OVG Nordrhein-Westfalen, Beschluss vom 19.07.2012 - 12 A 1483/11
Fundstelle
openJur 2012, 124828
  • Rkr:
Tenor

Der Antrag der Klägerin auf Zulassung der Berufung wird abgelehnt.

Die Klägerin trägt die Kosten des Berufungszulassungsverfahrens.

Der Streitwert wird für das Berufungszulassungsverfahren ebenfalls auf 60.632,31 Euro festgesetzt.

Gründe

Der Berufungszulassungsantrag hat keinen Erfolg.

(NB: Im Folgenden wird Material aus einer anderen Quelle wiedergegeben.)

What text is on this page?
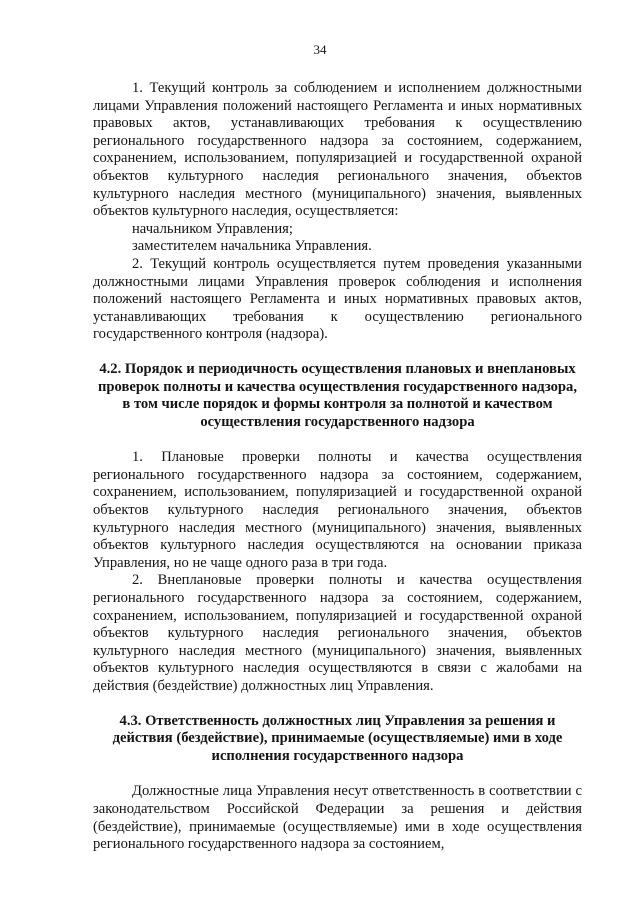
34

1. Текущий контроль за соблюдением и исполнением должностными лицами Управления положений настоящего Регламента и иных нормативных правовых актов, устанавливающих требования к осуществлению регионального государственного надзора за состоянием, содержанием, сохранением, использованием, популяризацией и государственной охраной объектов культурного наследия регионального значения, объектов культурного наследия местного (муниципального) значения, выявленных объектов культурного наследия, осуществляется:

начальником Управления;

заместителем начальника Управления.

2. Текущий контроль осуществляется путем проведения указанными должностными лицами Управления проверок соблюдения и исполнения положений настоящего Регламента и иных нормативных правовых актов, устанавливающих требования к осуществлению регионального государственного контроля (надзора).

4.2. Порядок и периодичность осуществления плановых и внеплановых проверок полноты и качества осуществления государственного надзора, в том числе порядок и формы контроля за полнотой и качеством осуществления государственного надзора

1. Плановые проверки полноты и качества осуществления регионального государственного надзора за состоянием, содержанием, сохранением, использованием, популяризацией и государственной охраной объектов культурного наследия регионального значения, объектов культурного наследия местного (муниципального) значения, выявленных объектов культурного наследия осуществляются на основании приказа Управления, но не чаще одного раза в три года.

2. Внеплановые проверки полноты и качества осуществления регионального государственного надзора за состоянием, содержанием, сохранением, использованием, популяризацией и государственной охраной объектов культурного наследия регионального значения, объектов культурного наследия местного (муниципального) значения, выявленных объектов культурного наследия осуществляются в связи с жалобами на действия (бездействие) должностных лиц Управления.

4.3. Ответственность должностных лиц Управления за решения и действия (бездействие), принимаемые (осуществляемые) ими в ходе исполнения государственного надзора

Должностные лица Управления несут ответственность в соответствии с законодательством Российской Федерации за решения и действия (бездействие), принимаемые (осуществляемые) ими в ходе осуществления регионального государственного надзора за состоянием,
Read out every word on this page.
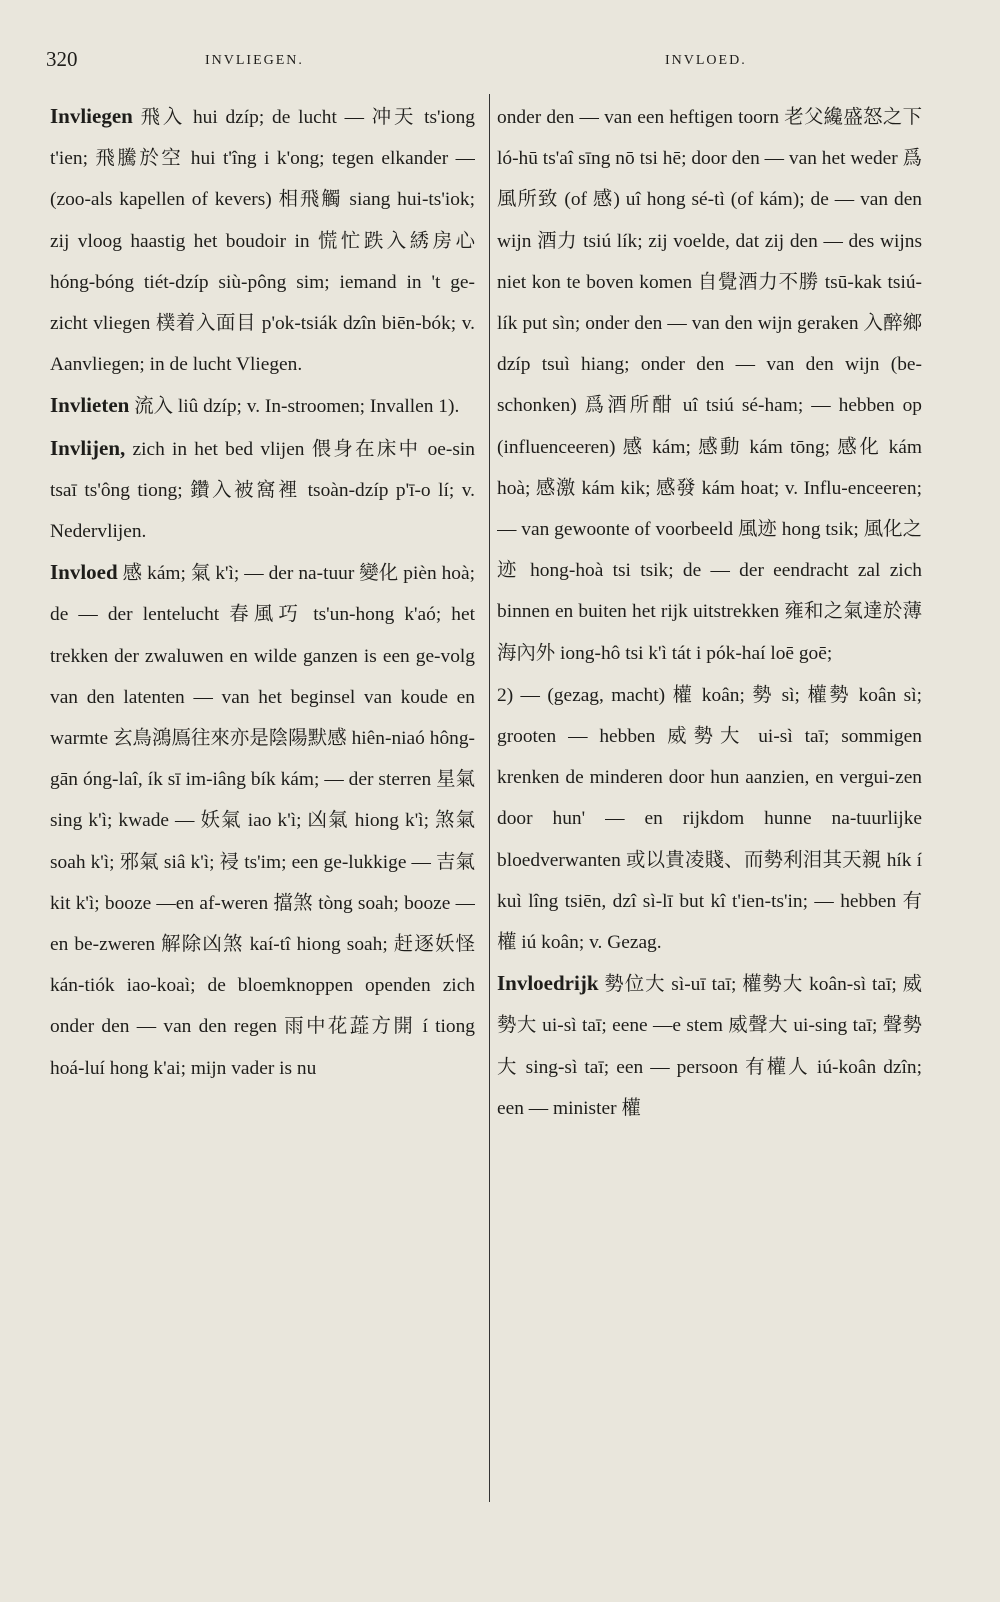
320	INVLIEGEN.	INVLOED.

Invliegen 飛入 hui dzíp; de lucht — 冲天 ts'iong t'ien; 飛騰於空 hui t'îng i k'ong; tegen elkander — (zoo-als kapellen of kevers) 相飛觸 siang hui-ts'iok; zij vloog haastig het boudoir in 慌忙跌入綉房心 hóng-bóng tiét-dzíp siù-pông sim; iemand in 't ge-zicht vliegen 樸着入面目 p'ok-tsiák dzîn biēn-bók; v. Aanvliegen; in de lucht Vliegen.

Invlieten 流入 liû dzíp; v. In-stroomen; Invallen 1).

Invlijen, zich in het bed vlijen 偎身在床中 oe-sin tsaī ts'ông tiong; 鑽入被窩裡 tsoàn-dzíp p'ī-o lí; v. Nedervlijen.

Invloed 感 kám; 氣 k'ì; — der na-tuur 變化 pièn hoà; de — der lentelucht 春風巧 ts'un-hong k'aó; het trekken der zwaluwen en wilde ganzen is een ge-volg van den latenten — van het beginsel van koude en warmte 玄鳥鴻鳫往來亦是陰陽默感 hiên-niaó hông-gān óng-laî, ík sī im-iâng bík kám; — der sterren 星氣 sing k'ì; kwade — 妖氣 iao k'ì; 凶氣 hiong k'ì; 煞氣 soah k'ì; 邪氣 siâ k'ì; 祲 ts'im; een ge-lukkige — 吉氣 kit k'ì; booze —en af-weren 擋煞 tòng soah; booze —en be-zweren 解除凶煞 kaí-tî hiong soah; 赶逐妖怪 kán-tiók iao-koaì; de bloemknoppen openden zich onder den — van den regen 雨中花蕋方開 í tiong hoá-luí hong k'ai; mijn vader is nu

onder den — van een heftigen toorn 老父纔盛怒之下 ló-hū ts'aî sīng nō tsi hē; door den — van het weder 爲風所致 (of 感) uî hong sé-tì (of kám); de — van den wijn 酒力 tsiú lík; zij voelde, dat zij den — des wijns niet kon te boven komen 自覺酒力不勝 tsū-kak tsiú-lík put sìn; onder den — van den wijn geraken 入醉鄉 dzíp tsuì hiang; onder den — van den wijn (be-schonken) 爲酒所酣 uî tsiú sé-ham; — hebben op (influenceeren) 感 kám; 感動 kám tōng; 感化 kám hoà; 感激 kám kik; 感發 kám hoat; v. Influ-enceeren; — van gewoonte of voorbeeld 風迹 hong tsik; 風化之迹 hong-hoà tsi tsik; de — der eendracht zal zich binnen en buiten het rijk uitstrekken 雍和之氣達於薄海內外 iong-hô tsi k'ì tát i pók-haí loē goē;

2) — (gezag, macht) 權 koân; 勢 sì; 權勢 koân sì; grooten — hebben 威勢大 ui-sì taī; sommigen krenken de minderen door hun aanzien, en vergui-zen door hun' — en rijkdom hunne na-tuurlijke bloedverwanten 或以貴凌賤、而勢利泪其天親 hík í kuì lîng tsiēn, dzî sì-lī but kî t'ien-ts'in; — hebben 有權 iú koân; v. Gezag.

Invloedrijk 勢位大 sì-uī taī; 權勢大 koân-sì taī; 威勢大 ui-sì taī; eene —e stem 威聲大 ui-sing taī; 聲勢大 sing-sì taī; een — persoon 有權人 iú-koân dzîn; een — minister 權
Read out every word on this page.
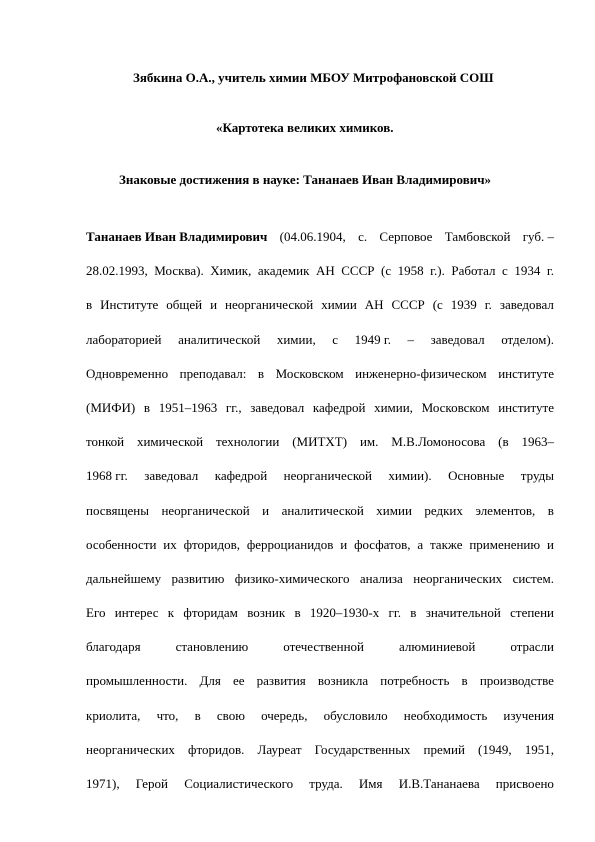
Зябкина О.А., учитель химии МБОУ Митрофановской СОШ
«Картотека великих химиков.
Знаковые достижения в науке: Тананаев Иван Владимирович»
Тананаев Иван Владимирович (04.06.1904, с. Серповое Тамбовской губ. –
28.02.1993, Москва). Химик, академик АН СССР (с 1958 г.). Работал с 1934 г.
в Институте общей и неорганической химии АН СССР (с 1939 г. заведовал
лабораторией аналитической химии, с 1949 г. – заведовал отделом).
Одновременно преподавал: в Московском инженерно-физическом институте
(МИФИ) в 1951–1963 гг., заведовал кафедрой химии, Московском институте
тонкой химической технологии (МИТХТ) им. М.В.Ломоносова (в 1963–
1968 гг. заведовал кафедрой неорганической химии). Основные труды
посвящены неорганической и аналитической химии редких элементов, в
особенности их фторидов, ферроцианидов и фосфатов, а также применению и
дальнейшему развитию физико-химического анализа неорганических систем.
Его интерес к фторидам возник в 1920–1930-х гг. в значительной степени
благодаря	становлению	отечественной	алюминиевой	отрасли
промышленности. Для ее развития возникла потребность в производстве
криолита, что, в свою очередь, обусловило необходимость изучения
неорганических фторидов. Лауреат Государственных премий (1949, 1951,
1971), Герой Социалистического труда. Имя И.В.Тананаева присвоено
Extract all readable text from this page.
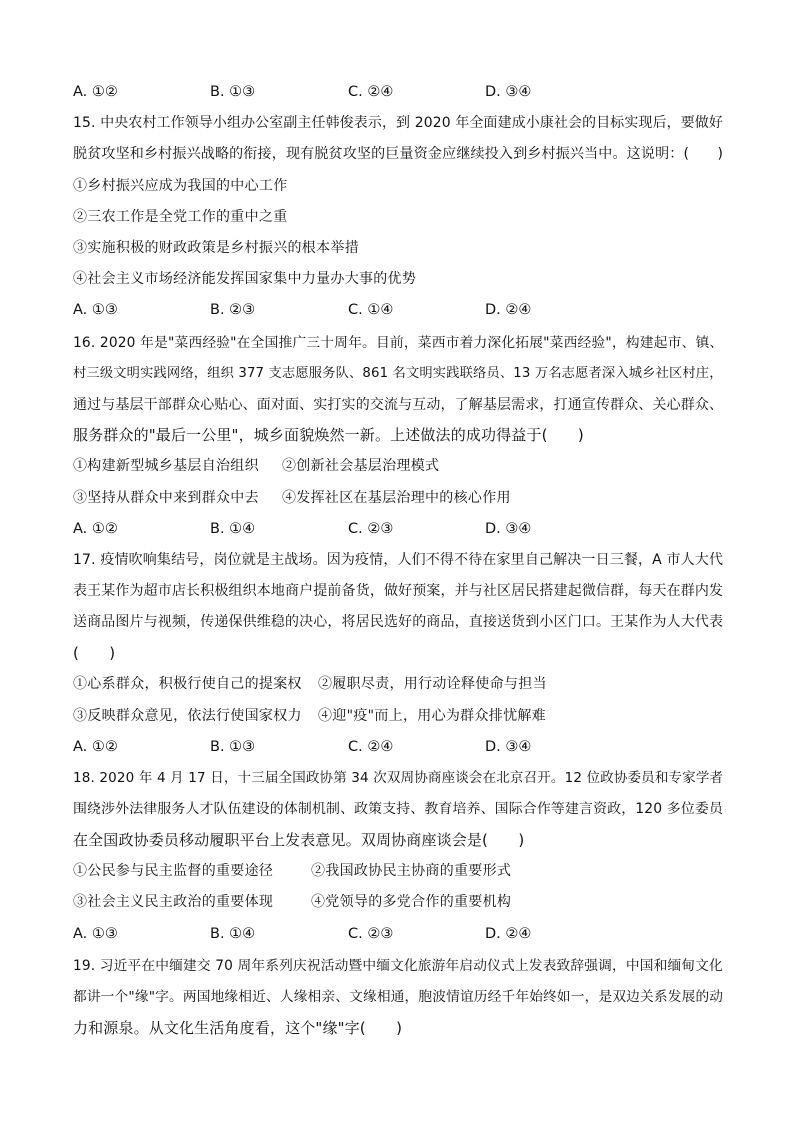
A. ①②	B. ①③	C. ②④	D. ③④
15. 中央农村工作领导小组办公室副主任韩俊表示，到 2020 年全面建成小康社会的目标实现后，要做好
脱贫攻坚和乡村振兴战略的衔接，现有脱贫攻坚的巨量资金应继续投入到乡村振兴当中。这说明：(　　)
①乡村振兴应成为我国的中心工作
②三农工作是全党工作的重中之重
③实施积极的财政政策是乡村振兴的根本举措
④社会主义市场经济能发挥国家集中力量办大事的优势
A. ①③	B. ②③	C. ①④	D. ②④
16. 2020 年是"菜西经验"在全国推广三十周年。目前，菜西市着力深化拓展"菜西经验"，构建起市、镇、
村三级文明实践网络，组织 377 支志愿服务队、861 名文明实践联络员、13 万名志愿者深入城乡社区村庄，
通过与基层干部群众心贴心、面对面、实打实的交流与互动，了解基层需求，打通宣传群众、关心群众、
服务群众的"最后一公里"，城乡面貌焕然一新。上述做法的成功得益于(　　)
①构建新型城乡基层自治组织 ②创新社会基层治理模式
③坚持从群众中来到群众中去 ④发挥社区在基层治理中的核心作用
A. ①②	B. ①④	C. ②③	D. ③④
17. 疫情吹响集结号，岗位就是主战场。因为疫情，人们不得不待在家里自己解决一日三餐，A 市人大代
表王某作为超市店长积极组织本地商户提前备货，做好预案，并与社区居民搭建起微信群，每天在群内发
送商品图片与视频，传递保供维稳的决心，将居民选好的商品，直接送货到小区门口。王某作为人大代表
(　　)
①心系群众，积极行使自己的提案权 ②履职尽责，用行动诠释使命与担当
③反映群众意见，依法行使国家权力 ④迎"疫"而上，用心为群众排忧解难
A. ①②	B. ①③	C. ②④	D. ③④
18. 2020 年 4 月 17 日，十三届全国政协第 34 次双周协商座谈会在北京召开。12 位政协委员和专家学者
围绕涉外法律服务人才队伍建设的体制机制、政策支持、教育培养、国际合作等建言资政，120 多位委员
在全国政协委员移动履职平台上发表意见。双周协商座谈会是(　　)
①公民参与民主监督的重要途径	②我国政协民主协商的重要形式
③社会主义民主政治的重要体现	④党领导的多党合作的重要机构
A. ①③	B. ①④	C. ②③	D. ②④
19. 习近平在中缅建交 70 周年系列庆祝活动暨中缅文化旅游年启动仪式上发表致辞强调，中国和缅甸文化
都讲一个"缘"字。两国地缘相近、人缘相亲、文缘相通，胞波情谊历经千年始终如一，是双边关系发展的动
力和源泉。从文化生活角度看，这个"缘"字(　　)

Das Begehren scheitert schon daran, dass mit dem berücksichtigungsfähigem Zulassungsvorbringen - soweit es nämlich gem. dem formellen Vertretungserfordernis des § 67 Abs. 4 Satz 1 und 2 i. V. m. Abs. 2 VwGO von einem Rechtsanwalt innerhalb der bis zum 26. Juli 2011 laufenden Frist des § 124a Abs. 4 Satz 4 VwGO vorgebracht worden ist - entgegen § 124a Abs. 4 Satz 4 VwGO nicht in ausreichendem Maße die Gründe dargelegt sind, aus denen die Berufung zuzulassen ist. Die Erfüllung des Darlegungserfordernisses setzt zunächst voraus, dass der Antragsteller einen oder mehrere der Zulassungsgründe des § 124 Abs. 2 VwGO zumindest konkludent bezeichnet und desweiteren die Gründe anführt, aus denen er den von ihm geltend gemachten Zulassungsgrund für gegeben ansieht. Die Zulassungsbegründung vom 25./26. Juli 2011 lässt hingegen nicht auf die Geltendmachung eines oder mehrerer bestimmter Zulassungsgründe des § 124 Abs. 2 VwGO schließen, sondern tritt der angefochtenen Entscheidung unter dem Vorwurf, "das Urteil verletzt die Klägerin elementar in ihren Rechten", lediglich in der Art einer Berufungsbegründung entgegen. Es ist aber nicht Aufgabe des Berufungsgerichts, den Streitstoff unter konkreter Auseinandersetzung mit dem angefochtenen Urteil rechtlich so aufzuarbeiten, dass sich vermeintliche Fehler , die dem Verwaltungsgericht bei der Rechtsfindung unterlaufen sein sollen, den Zulassungsgründen des § 124 Abs. 2 VwGO zuordnen lassen.

Selbst wenn die Zulassungsbegründung insoweit als ausreichend gewertet würde, wäre der Berufungszulassungsantrag jedenfalls unbegründet.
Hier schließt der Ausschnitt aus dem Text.